President Donald Trump on Thursday suggested using the death penalty on drug dealers to address the opioid epidemic, equating providing lethal drugs with murder.
"We have pushers and drugs dealers, they are killing hundreds and hundreds of people," Trump said at a White House summit on opioid abuse. "If you shoot one person, they give you life, they give you the death penalty. These people can kill two thousands, three thousand people and nothing happens to them."
Trump said countries that impose the death penalty on drug dealers have a better record than the United States in combating substance abuse.
"Some countries have a very, very tough penalty — the ultimate penalty — and by the way, they have much less of a drug problem than we do," he said.
The remarks follow media reports earlier this week that Trump has privately praised countries like Singapore that mandate the death penalty for drug traffickers, arguing a softer approach to substance abuse won't be successful.
The remarks are likely to rankle administration critics who have urged the White House to focus on the public health component of the opioid crisis. The president's remarks did not touch on health approaches like providing additional funding for treatment.
Trump also said his administration will unveil new policies to address the crisis over the next few weeks but did not provide any details, simply stating they would be "very, very strong."
He expressed support for going after pharmaceutical companies and distributors that supply prescription painkillers for their role in the crisis.

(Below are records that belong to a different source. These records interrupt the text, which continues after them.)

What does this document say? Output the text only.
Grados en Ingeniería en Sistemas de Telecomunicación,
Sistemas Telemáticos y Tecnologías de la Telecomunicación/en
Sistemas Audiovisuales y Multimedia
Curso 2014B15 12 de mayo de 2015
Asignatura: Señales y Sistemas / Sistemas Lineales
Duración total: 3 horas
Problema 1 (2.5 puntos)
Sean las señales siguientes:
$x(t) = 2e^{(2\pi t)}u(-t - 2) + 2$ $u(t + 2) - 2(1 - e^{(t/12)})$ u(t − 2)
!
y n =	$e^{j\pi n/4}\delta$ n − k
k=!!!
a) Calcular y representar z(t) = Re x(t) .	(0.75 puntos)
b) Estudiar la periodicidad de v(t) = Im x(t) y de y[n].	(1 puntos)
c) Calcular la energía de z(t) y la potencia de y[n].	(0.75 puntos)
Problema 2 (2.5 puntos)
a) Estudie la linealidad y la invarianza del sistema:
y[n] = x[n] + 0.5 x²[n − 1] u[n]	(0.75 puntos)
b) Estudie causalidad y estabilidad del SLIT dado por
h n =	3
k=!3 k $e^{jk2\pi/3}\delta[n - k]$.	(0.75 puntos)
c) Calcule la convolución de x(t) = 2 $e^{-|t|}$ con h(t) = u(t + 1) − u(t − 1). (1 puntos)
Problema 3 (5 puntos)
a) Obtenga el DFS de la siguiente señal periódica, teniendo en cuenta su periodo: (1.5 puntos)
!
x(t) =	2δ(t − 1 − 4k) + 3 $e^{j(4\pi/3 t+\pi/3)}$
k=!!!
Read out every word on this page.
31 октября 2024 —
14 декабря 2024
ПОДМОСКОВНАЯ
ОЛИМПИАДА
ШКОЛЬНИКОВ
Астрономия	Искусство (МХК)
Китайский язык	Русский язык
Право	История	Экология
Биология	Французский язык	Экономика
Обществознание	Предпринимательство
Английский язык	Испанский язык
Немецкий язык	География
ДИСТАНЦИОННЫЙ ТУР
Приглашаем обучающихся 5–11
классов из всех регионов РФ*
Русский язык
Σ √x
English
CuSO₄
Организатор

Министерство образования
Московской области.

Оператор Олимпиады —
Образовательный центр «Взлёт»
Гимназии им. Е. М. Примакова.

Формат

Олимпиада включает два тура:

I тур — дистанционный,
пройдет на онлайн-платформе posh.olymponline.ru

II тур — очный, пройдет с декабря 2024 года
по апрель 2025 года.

Attorney General Jeff Sessions said this week that the Justice Department will file a statement of interest in litigation that includes hundreds of lawsuits by states and localities against opioid manufacturers and distributors.
The Justice Department will argue that the federal government has borne substantial costs due to the opioid epidemic and should be reimbursed for health programs and law enforcement efforts to combat the crisis.
Cities, counties and states are seeking to recover the costs associated with providing treatment and public safety, by targeting companies that they allege used false, deceptive or unfair marketing practices for prescription opioids.
Sessions also said the federal government is studying the possibility of initiating its own opioid litigation.
The federal government previously went after many opioid-makers in court a decade ago, with companies like Purdue Pharma pleading guilty to misleading regulators, doctors and patients about the drugs' risks of addiction and abuse.